在乙醇/水的反应介质中，通过RAFT光分散聚合制备了聚甲基丙烯酸甲酯（PMMA）微球.探究了RAFT光分散聚合机理，研究了反应条件对微球粒径及粒径分布的影响.结果表明：RAFT光分散聚合的成核期为60 min左右.光引发剂浓度和稳定剂浓度对微球均匀性影响不大；RAFT试剂质量浓度为0.25%~0.75%，能够获得单分散微球；微球粒径随单体浓度增加或者反应介质中乙醇含量的增加而增大.

关键词: 光引发, RAFT聚合, 分散聚合, 单分散微球

Abstract:

In this study, poly (methyl methacrylate) (PMMA) microspheres were synthesized by photoinitiated RAFT dispersion polymerization in an ethanol/water mixture. The mechanism of photoinitiated RAFT dispersion polymerization was investigated, and the effects of reaction conditions on microspheres size and size distribution studied. The results showed that the nucleation of photoinitiated RAFT dispersion polymerization was at around 60 min. The concentrations of photoinitiator and stabilizer had a little influence on the particle uniformity. Monodisperse microspheres were obtained at RAFT agent concentrations ranging from 0.25% to 0.75%. It was found that the diameter of microspheres became larger as the monomer concentration or the content of ethanol in the medium increased.

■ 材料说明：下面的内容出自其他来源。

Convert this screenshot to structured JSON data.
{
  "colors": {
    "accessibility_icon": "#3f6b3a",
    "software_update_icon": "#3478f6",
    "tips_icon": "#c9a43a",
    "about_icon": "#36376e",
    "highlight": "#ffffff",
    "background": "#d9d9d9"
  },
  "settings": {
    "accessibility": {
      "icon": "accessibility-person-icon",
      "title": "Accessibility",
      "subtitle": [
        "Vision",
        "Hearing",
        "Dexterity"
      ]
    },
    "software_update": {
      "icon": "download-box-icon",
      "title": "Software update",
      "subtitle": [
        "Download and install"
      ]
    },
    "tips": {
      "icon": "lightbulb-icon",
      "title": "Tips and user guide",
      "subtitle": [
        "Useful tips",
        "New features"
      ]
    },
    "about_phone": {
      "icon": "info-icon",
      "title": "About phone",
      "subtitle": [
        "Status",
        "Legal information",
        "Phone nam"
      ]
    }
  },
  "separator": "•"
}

Key words: photoinitiation, RAFT polymerization, dispersion polymerization, monodisperse microspheres

中图分类号:

TQ323.8

付黎黎, 柏宇豪, 张雪超, 谭剑波, 张力. RAFT光引发分散聚合制备单分散PMMA微球[J]. 广东工业大学学报, 2017, 34(02): 34-39.

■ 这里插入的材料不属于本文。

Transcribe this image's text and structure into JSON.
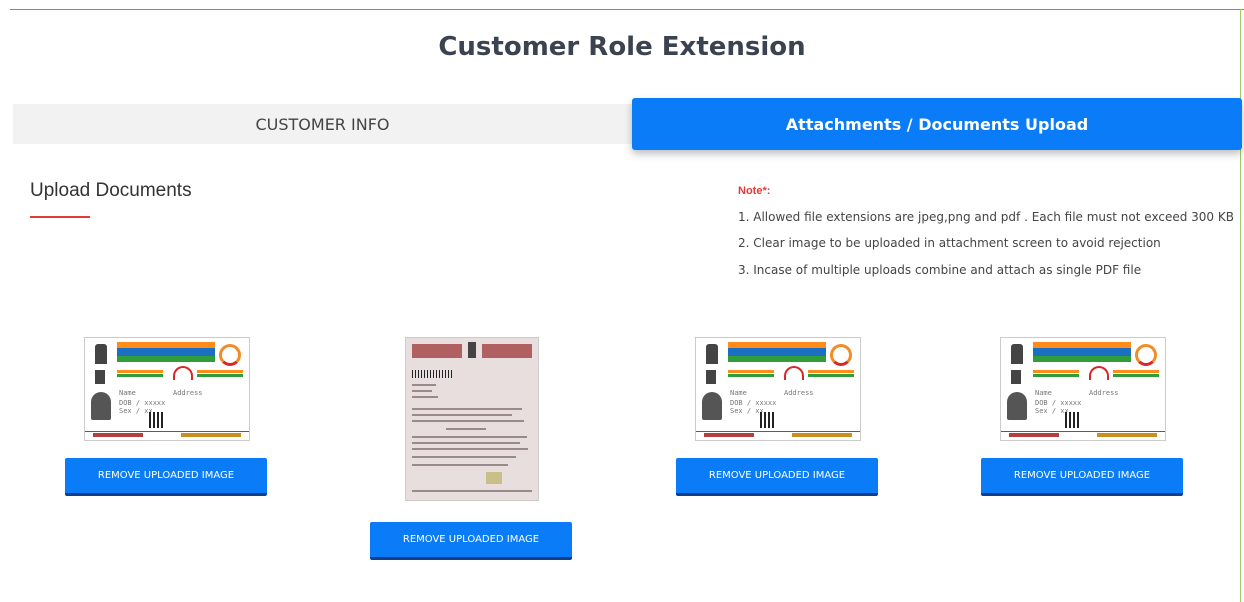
{
  "page": {
    "title": "Customer Role Extension"
  },
  "tabs": [
    {
      "label": "CUSTOMER INFO",
      "active": false
    },
    {
      "label": "Attachments / Documents Upload",
      "active": true
    }
  ],
  "upload": {
    "section_title": "Upload Documents"
  },
  "note": {
    "label": "Note*:",
    "lines": [
      "1. Allowed file extensions are jpeg,png and pdf . Each file must not exceed 300 KB",
      "2. Clear image to be uploaded in attachment screen to avoid rejection",
      "3. Incase of multiple uploads combine and attach as single PDF file"
    ]
  },
  "attachments": [
    {
      "type": "aadhaar-card",
      "button_label": "REMOVE UPLOADED IMAGE",
      "card": {
        "name_label": "Name",
        "dob_label": "DOB / xxxxx",
        "sex_label": "Sex / xx",
        "address_label": "Address"
      }
    },
    {
      "type": "document",
      "button_label": "REMOVE UPLOADED IMAGE"
    },
    {
      "type": "aadhaar-card",
      "button_label": "REMOVE UPLOADED IMAGE",
      "card": {
        "name_label": "Name",
        "dob_label": "DOB / xxxxx",
        "sex_label": "Sex / xx",
        "address_label": "Address"
      }
    },
    {
      "type": "aadhaar-card",
      "button_label": "REMOVE UPLOADED IMAGE",
      "card": {
        "name_label": "Name",
        "dob_label": "DOB / xxxxx",
        "sex_label": "Sex / xx",
        "address_label": "Address"
      }
    }
  ],
  "theme": {
    "primary": "#0a7cf7",
    "primary_dark": "#0d3f8c",
    "note_color": "#e53935",
    "tab_inactive_bg": "#f2f2f2"
  }
}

Fu Li-li, Bai Yu-hao, Zhang Xue-chao, Tan Jian-bo, Zhang Li. Synthesis of Monodisperse PMMA Microspheres by Photoinitiated RAFT Dispersion Polymerization[J]. Journal of Guangdong University of Technology, 2017, 34(02): 34-39.

参考文献

[1] 乔红梅. 单分散多孔聚合物微球的制备及反相色谱应用[J]. 精细化工, 2015, 32(7):721-725.QIAO H M. Preparation of monodisperse porous polymer microspheres and their antiphase chromatographic application[J]. Fine Chemicals, 2015, 32(7):721-725.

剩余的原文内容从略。